Mon maître s'appelle Élien (Claude Élien, en latin Claudius Aelianus, en grec Κλαύδιος Αἰλιανός ). Élien le Sophiste, né vers 170 à Préneste et qui vivait à Rome sous les règnes d’Héliogabale et d’Alexandre Sévère (si c'est bien le même), se révèle, avec son Histoire variée , un maître ès liens. Cet affranchi se libère aussi de la composition, à quoi visiblement il préfère, c'est ce qu'indique le titre, la variété désordonnée. Dans ce recueil d'anecdotes, d'aphorismes, de nouvelles, de potins, de notices et de faits étonnants, Claude Élien compile des auteurs qu'il oublie de nommer, des oeuvres dont il donne des extraits volontiers altérés. De ses lecteurs (j'en suis, et des plus gourmands), on pourrait écrire ce que lui-même écrit des poulpes au début de son livre: « Les poulpes ont un estomac étonnant et sont imbattables dans leur capacité d’avaler n’importe quoi. » Élien passe (sans transition, bien sûr) à l'art du tissage et à la confection des tissus (ce que je prends pour de l'ironie, ce que je comprends comme une antiphrase, le texte d'Élien étant si peu tissé, les rhapsodes au moins savent quelle pièce y coudre, ils savent coudre ensemble), puis aux grenouilles d’Égypte qui surpassent de loin toutes les autres et l'emportent, par l'ingéniosité, sur les serpents d'eau qui n'ont pour eux que leur force. L'ouvrage ne vaut pas seulement par la conservation d'auteurs disparus, ou d'oeuvres depuis longtemps oubliées, son style morcelé est encore celui du rêve, déjà quand on pense au poète du coq-à-l'âne, à celui qui toute sa vie, toute son oeuvre travaillera à supprimer les liens, à celui qui ne voudra jamais signer: Henri Michaux. Si j'osais, je dirais même, avec Pierre Bayard, qu'on a là un magnifique exemple de plagiat par anticipation.
Prolongements
« Merci pour le lien Élien », me disent les Éditions de l'Attente qui ont publié en mars 2008 Les estomacs des poulpes sont étonnants , de Pierre Alferi.

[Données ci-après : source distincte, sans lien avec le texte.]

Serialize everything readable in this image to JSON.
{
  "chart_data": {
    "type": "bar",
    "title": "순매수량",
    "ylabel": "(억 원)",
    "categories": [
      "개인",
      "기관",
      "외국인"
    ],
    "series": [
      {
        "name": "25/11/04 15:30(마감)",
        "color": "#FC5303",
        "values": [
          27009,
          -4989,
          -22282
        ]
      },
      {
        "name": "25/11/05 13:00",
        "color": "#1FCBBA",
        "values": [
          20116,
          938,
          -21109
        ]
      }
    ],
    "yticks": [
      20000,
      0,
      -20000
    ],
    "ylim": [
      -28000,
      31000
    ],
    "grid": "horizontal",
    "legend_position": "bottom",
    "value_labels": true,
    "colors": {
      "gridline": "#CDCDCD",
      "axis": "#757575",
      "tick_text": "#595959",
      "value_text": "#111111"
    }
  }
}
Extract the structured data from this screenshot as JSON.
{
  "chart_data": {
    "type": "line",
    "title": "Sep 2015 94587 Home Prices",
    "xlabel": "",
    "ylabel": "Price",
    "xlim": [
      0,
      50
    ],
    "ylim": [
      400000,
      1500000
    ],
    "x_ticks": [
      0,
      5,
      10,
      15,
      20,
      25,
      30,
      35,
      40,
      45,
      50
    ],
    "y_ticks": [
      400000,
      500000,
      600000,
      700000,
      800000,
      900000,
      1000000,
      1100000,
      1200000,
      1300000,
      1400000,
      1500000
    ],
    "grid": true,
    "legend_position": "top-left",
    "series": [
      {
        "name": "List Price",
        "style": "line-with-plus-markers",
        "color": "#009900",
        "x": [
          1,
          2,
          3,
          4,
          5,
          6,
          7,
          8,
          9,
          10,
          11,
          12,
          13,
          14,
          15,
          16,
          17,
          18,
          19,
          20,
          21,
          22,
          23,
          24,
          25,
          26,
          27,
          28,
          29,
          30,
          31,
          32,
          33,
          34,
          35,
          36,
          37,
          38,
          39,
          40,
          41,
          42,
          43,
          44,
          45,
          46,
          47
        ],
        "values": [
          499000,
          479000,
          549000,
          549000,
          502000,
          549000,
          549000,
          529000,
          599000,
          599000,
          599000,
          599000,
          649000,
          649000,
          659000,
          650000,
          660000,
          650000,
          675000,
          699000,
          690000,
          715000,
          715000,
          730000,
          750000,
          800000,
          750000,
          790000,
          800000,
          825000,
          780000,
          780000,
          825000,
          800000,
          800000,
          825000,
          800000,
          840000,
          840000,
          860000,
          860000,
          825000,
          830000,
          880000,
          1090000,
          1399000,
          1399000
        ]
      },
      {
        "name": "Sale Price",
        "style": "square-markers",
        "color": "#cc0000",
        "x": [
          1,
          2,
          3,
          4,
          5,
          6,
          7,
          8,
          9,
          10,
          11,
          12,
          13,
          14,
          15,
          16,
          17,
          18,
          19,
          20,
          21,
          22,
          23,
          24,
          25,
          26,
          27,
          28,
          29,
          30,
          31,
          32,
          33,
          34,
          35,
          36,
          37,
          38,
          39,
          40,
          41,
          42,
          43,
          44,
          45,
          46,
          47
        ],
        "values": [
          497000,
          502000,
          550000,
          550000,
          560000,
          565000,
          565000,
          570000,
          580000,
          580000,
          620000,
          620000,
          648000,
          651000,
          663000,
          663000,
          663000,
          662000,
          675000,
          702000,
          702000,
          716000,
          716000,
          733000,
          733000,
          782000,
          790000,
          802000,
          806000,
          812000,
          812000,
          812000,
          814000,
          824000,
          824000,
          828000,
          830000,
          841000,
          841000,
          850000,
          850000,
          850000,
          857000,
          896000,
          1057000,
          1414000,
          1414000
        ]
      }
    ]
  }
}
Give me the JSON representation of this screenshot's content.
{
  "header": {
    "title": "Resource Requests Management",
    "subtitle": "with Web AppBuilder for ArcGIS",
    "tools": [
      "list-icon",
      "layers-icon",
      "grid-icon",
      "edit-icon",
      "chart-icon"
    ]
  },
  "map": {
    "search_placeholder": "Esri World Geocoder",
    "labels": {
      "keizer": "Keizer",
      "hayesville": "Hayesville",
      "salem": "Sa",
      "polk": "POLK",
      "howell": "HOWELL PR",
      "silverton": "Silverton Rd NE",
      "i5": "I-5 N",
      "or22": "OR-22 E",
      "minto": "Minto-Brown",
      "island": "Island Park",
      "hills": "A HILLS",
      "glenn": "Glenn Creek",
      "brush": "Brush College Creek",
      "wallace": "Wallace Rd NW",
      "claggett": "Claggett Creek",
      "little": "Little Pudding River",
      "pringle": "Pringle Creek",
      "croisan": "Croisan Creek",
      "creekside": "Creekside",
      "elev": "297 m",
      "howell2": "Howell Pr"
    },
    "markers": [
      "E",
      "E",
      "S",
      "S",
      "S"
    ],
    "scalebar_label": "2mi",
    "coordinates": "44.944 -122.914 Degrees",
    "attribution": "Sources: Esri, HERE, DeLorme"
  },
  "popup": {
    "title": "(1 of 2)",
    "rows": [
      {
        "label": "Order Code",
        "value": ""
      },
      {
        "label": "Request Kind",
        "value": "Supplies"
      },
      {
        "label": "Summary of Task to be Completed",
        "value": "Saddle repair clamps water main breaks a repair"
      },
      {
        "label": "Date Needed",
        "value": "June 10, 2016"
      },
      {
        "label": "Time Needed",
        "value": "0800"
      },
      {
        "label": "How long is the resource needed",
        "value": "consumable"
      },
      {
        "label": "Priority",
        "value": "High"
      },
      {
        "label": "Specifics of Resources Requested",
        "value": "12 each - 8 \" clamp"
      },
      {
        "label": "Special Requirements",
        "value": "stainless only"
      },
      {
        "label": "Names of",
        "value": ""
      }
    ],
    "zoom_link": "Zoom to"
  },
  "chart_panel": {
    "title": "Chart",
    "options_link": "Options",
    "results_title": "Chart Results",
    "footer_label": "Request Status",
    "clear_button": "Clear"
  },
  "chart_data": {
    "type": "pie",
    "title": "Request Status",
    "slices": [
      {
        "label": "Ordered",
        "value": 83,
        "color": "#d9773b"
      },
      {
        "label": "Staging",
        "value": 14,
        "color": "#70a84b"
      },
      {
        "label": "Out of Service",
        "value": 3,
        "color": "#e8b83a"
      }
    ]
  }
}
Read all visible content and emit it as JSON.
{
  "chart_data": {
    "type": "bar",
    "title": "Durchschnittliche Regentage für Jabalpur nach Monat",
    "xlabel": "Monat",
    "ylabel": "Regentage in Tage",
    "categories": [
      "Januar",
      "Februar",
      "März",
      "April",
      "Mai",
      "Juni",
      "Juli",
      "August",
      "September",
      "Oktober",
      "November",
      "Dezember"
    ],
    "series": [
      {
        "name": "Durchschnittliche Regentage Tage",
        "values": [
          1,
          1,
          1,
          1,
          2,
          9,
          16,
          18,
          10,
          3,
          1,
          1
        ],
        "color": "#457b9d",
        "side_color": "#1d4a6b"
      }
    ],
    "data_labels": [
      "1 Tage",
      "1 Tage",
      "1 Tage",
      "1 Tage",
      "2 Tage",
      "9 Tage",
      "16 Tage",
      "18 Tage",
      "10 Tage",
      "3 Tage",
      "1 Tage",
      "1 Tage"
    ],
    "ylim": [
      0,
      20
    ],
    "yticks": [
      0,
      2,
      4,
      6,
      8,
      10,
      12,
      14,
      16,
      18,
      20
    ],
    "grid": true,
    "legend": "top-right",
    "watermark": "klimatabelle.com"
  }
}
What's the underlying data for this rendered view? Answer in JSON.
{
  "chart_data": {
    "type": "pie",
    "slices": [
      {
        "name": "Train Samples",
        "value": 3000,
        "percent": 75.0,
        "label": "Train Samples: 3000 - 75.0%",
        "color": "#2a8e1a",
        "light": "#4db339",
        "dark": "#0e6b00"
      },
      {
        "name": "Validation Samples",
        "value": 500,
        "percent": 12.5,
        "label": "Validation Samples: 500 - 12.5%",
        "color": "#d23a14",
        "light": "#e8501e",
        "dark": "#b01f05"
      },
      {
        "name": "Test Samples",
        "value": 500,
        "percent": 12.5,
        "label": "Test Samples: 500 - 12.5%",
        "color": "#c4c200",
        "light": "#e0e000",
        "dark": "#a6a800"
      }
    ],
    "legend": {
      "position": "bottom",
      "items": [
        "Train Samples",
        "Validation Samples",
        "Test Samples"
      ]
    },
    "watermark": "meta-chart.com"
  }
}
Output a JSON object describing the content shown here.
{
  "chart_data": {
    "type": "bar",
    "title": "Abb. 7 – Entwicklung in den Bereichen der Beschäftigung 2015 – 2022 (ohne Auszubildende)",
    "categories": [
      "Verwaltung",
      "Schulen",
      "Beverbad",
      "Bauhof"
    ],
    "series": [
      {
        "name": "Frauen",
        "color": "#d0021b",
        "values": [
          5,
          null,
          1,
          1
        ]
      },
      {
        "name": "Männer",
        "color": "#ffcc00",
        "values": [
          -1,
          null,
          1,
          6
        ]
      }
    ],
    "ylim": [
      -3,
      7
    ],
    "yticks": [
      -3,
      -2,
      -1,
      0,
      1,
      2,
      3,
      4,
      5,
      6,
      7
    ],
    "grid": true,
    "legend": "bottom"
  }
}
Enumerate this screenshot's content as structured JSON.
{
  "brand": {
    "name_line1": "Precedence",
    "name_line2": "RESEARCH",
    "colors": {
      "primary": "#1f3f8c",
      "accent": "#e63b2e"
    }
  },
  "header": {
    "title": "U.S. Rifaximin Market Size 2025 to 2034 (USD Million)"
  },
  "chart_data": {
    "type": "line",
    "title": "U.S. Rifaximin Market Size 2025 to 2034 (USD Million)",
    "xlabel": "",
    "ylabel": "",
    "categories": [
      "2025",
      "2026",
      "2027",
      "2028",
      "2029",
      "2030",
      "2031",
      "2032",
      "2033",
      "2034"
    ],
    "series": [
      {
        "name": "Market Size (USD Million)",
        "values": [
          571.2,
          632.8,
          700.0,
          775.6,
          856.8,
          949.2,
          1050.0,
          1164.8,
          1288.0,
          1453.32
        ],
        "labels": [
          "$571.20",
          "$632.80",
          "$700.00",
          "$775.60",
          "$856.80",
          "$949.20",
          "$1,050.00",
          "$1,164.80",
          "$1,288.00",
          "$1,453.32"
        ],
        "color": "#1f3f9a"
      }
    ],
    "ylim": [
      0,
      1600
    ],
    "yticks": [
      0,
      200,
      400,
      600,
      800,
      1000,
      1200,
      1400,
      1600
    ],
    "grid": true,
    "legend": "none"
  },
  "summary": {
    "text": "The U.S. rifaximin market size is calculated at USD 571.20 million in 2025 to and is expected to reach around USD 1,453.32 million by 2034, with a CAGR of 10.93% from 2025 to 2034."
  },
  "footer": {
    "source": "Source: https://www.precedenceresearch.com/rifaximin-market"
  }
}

Proust parlait de réminiscences anticipées, me fait remarquer Elena, une amie dont j'apprécie toujours les commentaires. « Si ma mémoire est bonne », ajoute-t-elle.
Alain, un autre ami qui s'y connaît en Oulipo, m'écrit que le "plagiat par anticipation" n'est pas de Pierre Bayard mais de François Le Lionnais. Pierre Bayard n'en serait donc que l'inventeur, au sens archéologique du terme.